Fix It?

Feb 6, 2020

Big week for Washington, right?

On Tuesday, President Trump delivered his third State of the Union address.

Depending on which side of the political aisle you inhabit, it was either: a) an uplifting report on what’s right in the Republic, or 2) the most divisive State of the Union -ever.

Having seen and heard more than a couple of these, I’d have to say it was neither.

It was better than some, but fell short of others.

Today, however, it seems everything has to be extreme. Short of that just isn’t adequate.

As outdoorsmen and women, we should know better. We know not every animal harvested is one for the record books. Heck, we accept the fact that every hunt won’t end with a harvest. But we go anyway.

We understand life. And life usually runs on a schedule other than ours.

Life requires balance. Equilibrium. A sense of proportion in proportion to the situation.

You can’t have mountains without valleys any more than you end droughts by thinking of water.

Wishing things different doesn’t change them.
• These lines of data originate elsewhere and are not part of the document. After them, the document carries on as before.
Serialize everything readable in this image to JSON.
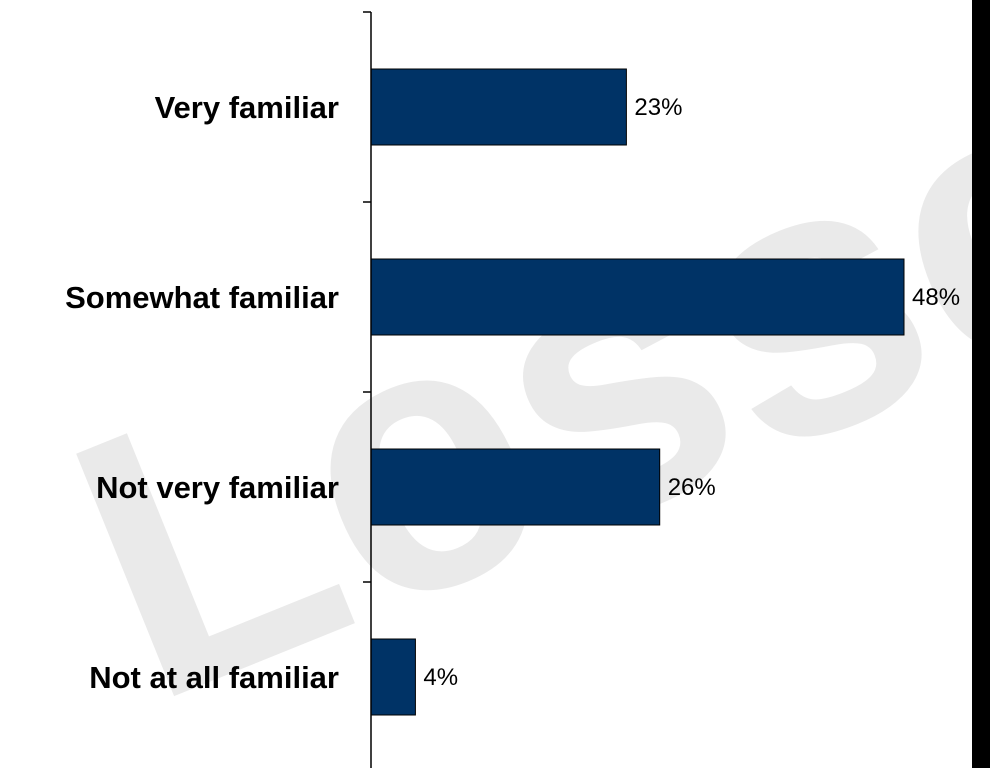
{
  "chart_data": {
    "type": "bar",
    "orientation": "horizontal",
    "categories": [
      "Very familiar",
      "Somewhat familiar",
      "Not very familiar",
      "Not at all familiar"
    ],
    "values": [
      23,
      48,
      26,
      4
    ],
    "value_labels": [
      "23%",
      "48%",
      "26%",
      "4%"
    ],
    "unit": "%",
    "xlim": [
      0,
      48
    ],
    "bar_color": "#003366",
    "grid": false,
    "legend": "none",
    "title": "",
    "xlabel": "",
    "ylabel": ""
  },
  "watermark": {
    "text": "Lesser"
  },
  "colors": {
    "bar": "#003366",
    "bar_edge": "#000000",
    "axis": "#000000",
    "right_band": "#000000",
    "watermark": "#d9d9d9"
  }
}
Neither does whining, screaming at the sky, or refusing to accept any result you don’t like.

Yesterday, the Senate saw no reason to remove the President of the United States, despite the House of Representatives impeachment vote.
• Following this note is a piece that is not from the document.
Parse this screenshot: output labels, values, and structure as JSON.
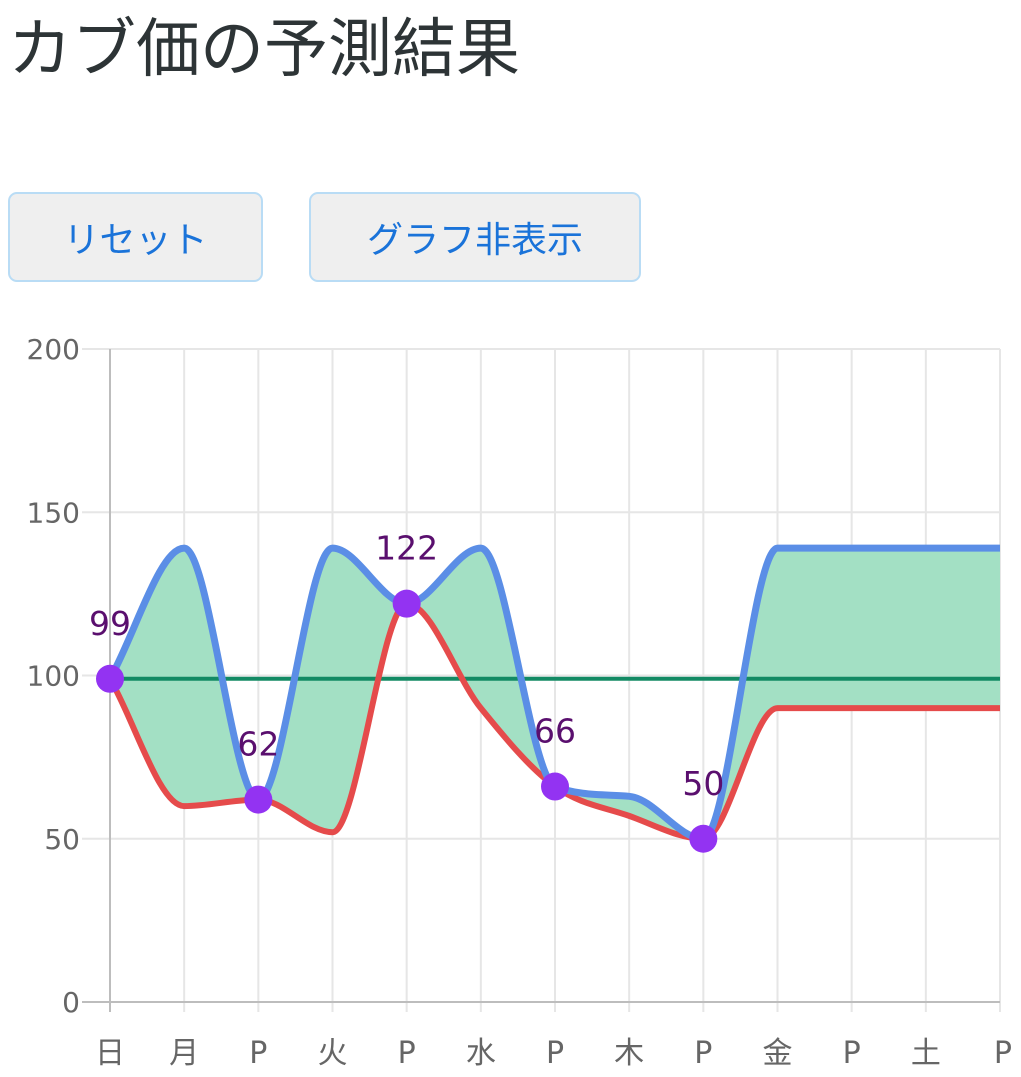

Consequently, the latest contrived melodrama ended with the bang of a gavel and the whimper of the losing side.

The ending should have come as no bigger shock than the sun setting yesterday and rising again this morning. (If it didn’t, stop reading here -we’ve got a larger issue).

Instead of our applauding or deriding what we heard and saw during the entire tawdry affair, we should be shaking our collective head over the state of government.

Despite what you’re seeing, true governance isn’t sports.

Governing is about making the best choices for the most people, not about preserving power or reversing elections.

Those who govern work for…wait on it…US, not the other way around.

So, we need to be about fixing the mess.

And before you begin to say it’s not your mess, stop.

It IS your mess.

It is MY mess.

It is OUR mess.

WE made it.

Liberal or conservative, pro-gun or -anti, vertical or horizontal bow, whatever signifier you use, we all participated in making this mess.

We - as in “We, the people of the United States of America” elected this dysfunction bunch of otherwise unemployable officials into offices that belong to us. They’re supposed to be on loan to them while they do our work. It’s not supposed to be a 30-year career for anyone.

But we allowed them to create a system under which they are exempt from the rules they pile on the rest of us.

So, whether you like it or not, it’s up to us to fix it.

And it will take time, energy and sacrifice.

That’s a fact. Hopefully, we’ll be able to repair the tattered fabric of our country short of another civil war or a modern American remake of the French Revolution.

But the longer we wait, the more drastic the remedies become. We can agree to disagree on some things, but we’d better get busy on solving this problem before the problem solves us.